Comment by tw1984

3 months ago

really love your dual standard mate!

according to the SWE bench results I am looking at, KIMI K2 has higher agentic coding score than Gemini and its gap with Claude Haiku 4.5 is just 71.3% vs 73.3%, that 2% difference is actually less than the 3% gap between GPT 5.1 (76.3%) vs Claude Haiku 4.5. interestingly, Gemini and Claude Haiku 4.5 are "frontier" according to you but KIMI K2, which actually has the higest HLE nd Live Codebench results, is just "near" the frontier.

1 comment

tw1984

sholain 3 months ago

You started by saying 'There's no way to judge!' - but then bring out 'Benchmarks!' ... and hypocritically infer that I have 'dual standards'?

The snark and ad hominem really undermine your case.

I won't descend to the level of calling other people names, or their arguments 'A Joke', or use 'It's Common Sense!' as a rhetorical device ...

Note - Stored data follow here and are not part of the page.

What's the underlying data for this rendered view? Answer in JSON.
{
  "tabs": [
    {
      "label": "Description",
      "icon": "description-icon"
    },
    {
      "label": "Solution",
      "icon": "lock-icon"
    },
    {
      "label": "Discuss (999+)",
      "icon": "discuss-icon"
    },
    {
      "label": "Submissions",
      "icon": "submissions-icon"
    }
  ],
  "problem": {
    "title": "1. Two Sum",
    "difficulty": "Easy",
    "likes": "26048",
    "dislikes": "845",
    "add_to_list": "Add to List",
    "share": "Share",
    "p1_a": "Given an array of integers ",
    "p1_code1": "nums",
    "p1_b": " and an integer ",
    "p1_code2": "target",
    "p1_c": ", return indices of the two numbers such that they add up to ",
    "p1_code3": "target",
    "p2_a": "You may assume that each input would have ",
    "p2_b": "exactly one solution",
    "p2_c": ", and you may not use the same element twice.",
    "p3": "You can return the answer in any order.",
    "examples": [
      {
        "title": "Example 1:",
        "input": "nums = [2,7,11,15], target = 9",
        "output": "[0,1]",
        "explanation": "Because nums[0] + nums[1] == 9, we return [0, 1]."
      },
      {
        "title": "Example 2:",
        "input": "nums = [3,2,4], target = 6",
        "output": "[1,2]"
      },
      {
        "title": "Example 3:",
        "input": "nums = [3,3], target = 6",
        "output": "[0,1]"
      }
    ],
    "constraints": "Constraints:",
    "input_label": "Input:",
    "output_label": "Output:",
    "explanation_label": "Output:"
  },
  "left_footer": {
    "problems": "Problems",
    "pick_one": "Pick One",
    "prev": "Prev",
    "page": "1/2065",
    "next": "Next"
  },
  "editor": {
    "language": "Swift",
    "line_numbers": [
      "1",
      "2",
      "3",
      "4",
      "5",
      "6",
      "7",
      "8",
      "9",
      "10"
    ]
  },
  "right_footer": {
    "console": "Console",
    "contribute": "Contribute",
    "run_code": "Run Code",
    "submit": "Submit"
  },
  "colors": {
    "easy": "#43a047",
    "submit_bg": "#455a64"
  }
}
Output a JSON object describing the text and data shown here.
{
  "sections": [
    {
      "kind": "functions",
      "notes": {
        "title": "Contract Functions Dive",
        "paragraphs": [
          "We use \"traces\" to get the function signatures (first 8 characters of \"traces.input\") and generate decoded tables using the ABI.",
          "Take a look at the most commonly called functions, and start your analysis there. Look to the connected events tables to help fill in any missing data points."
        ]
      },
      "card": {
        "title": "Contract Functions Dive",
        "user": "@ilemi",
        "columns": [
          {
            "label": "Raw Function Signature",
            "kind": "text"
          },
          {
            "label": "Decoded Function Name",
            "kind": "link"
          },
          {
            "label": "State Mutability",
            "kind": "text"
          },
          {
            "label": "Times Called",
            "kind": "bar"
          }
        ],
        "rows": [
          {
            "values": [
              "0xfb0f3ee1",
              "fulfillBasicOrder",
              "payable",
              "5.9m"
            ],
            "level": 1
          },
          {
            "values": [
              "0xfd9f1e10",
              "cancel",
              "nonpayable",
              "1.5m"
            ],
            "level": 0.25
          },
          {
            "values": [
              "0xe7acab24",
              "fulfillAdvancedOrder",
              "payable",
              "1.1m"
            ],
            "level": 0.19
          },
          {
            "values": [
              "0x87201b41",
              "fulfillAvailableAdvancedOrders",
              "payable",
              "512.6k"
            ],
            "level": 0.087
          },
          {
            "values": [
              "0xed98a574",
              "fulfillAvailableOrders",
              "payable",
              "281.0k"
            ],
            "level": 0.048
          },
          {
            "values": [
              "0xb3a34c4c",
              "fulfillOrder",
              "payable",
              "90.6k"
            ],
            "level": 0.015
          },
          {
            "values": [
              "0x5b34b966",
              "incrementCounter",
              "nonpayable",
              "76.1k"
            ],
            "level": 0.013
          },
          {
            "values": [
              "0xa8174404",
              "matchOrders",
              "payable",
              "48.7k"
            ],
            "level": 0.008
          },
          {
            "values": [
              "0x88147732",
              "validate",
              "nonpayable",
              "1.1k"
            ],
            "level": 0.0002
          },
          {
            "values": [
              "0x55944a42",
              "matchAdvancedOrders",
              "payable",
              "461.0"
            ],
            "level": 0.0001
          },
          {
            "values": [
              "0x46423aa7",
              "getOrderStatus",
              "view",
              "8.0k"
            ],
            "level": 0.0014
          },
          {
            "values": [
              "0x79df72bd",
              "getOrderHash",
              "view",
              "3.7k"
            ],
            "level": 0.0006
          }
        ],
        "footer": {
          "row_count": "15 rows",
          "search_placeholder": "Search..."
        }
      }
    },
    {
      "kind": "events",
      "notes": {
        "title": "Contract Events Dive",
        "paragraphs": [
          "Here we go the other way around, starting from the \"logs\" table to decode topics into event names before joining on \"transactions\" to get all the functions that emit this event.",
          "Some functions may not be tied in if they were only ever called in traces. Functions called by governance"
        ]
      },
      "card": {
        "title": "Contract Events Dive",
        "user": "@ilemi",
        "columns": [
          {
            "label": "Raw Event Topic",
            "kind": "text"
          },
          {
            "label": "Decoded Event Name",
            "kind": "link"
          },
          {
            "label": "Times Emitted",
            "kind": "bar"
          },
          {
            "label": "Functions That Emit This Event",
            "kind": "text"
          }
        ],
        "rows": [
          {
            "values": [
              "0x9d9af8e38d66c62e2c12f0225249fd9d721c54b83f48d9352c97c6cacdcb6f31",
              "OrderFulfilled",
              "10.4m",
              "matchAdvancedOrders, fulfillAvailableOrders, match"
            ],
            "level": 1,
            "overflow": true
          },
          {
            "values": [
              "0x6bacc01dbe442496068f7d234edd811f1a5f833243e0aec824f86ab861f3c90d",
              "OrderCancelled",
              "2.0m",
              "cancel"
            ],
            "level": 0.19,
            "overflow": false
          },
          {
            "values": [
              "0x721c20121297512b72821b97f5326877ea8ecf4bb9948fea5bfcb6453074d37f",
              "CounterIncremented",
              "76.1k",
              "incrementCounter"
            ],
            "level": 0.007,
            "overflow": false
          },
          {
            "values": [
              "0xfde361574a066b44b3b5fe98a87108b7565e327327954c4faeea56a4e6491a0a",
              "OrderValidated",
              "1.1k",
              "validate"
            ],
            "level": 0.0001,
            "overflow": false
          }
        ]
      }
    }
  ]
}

But I will say that it's unreasonable to imply that Kimi, Qwen etc are 'Frontier Models'.

They are pretty good, and narrowly achieve some good scores on some benchmarks - but they're not broadly consistent at that Tier 1 quality.

They don't have the extended fine tuning which makes them better for many applications, especially coding, nor do they have the extended, non-LLM architecture components that further elevate their usefulness.

Nobody would choose Qwen for coding if they could have Sonnet at the same price and terms.

We use Qwen sometimes because it's 'cheap and good' not because it's 'great'.

The 'true coding benchmark' is that developers would chose Sonnet over Qwen, 99 out of 100 times, which is the difference between 'Tier 1' and 'Not Really Tier 1.

Finally, I run benchmarks with my team and I see in a pretty granular way what's going on.

What I've said above lines up with reality of our benchmarks.

We're looking at deploying with GLM/Z.ai - but not because it's the best model.

Google, OAI and Anthropic score consistently better - the issue is 'cost' and the fact that we can overcome the limitations of GLM. So 'it's good enough'.

That 'real world business case' best characterizes the overall situation.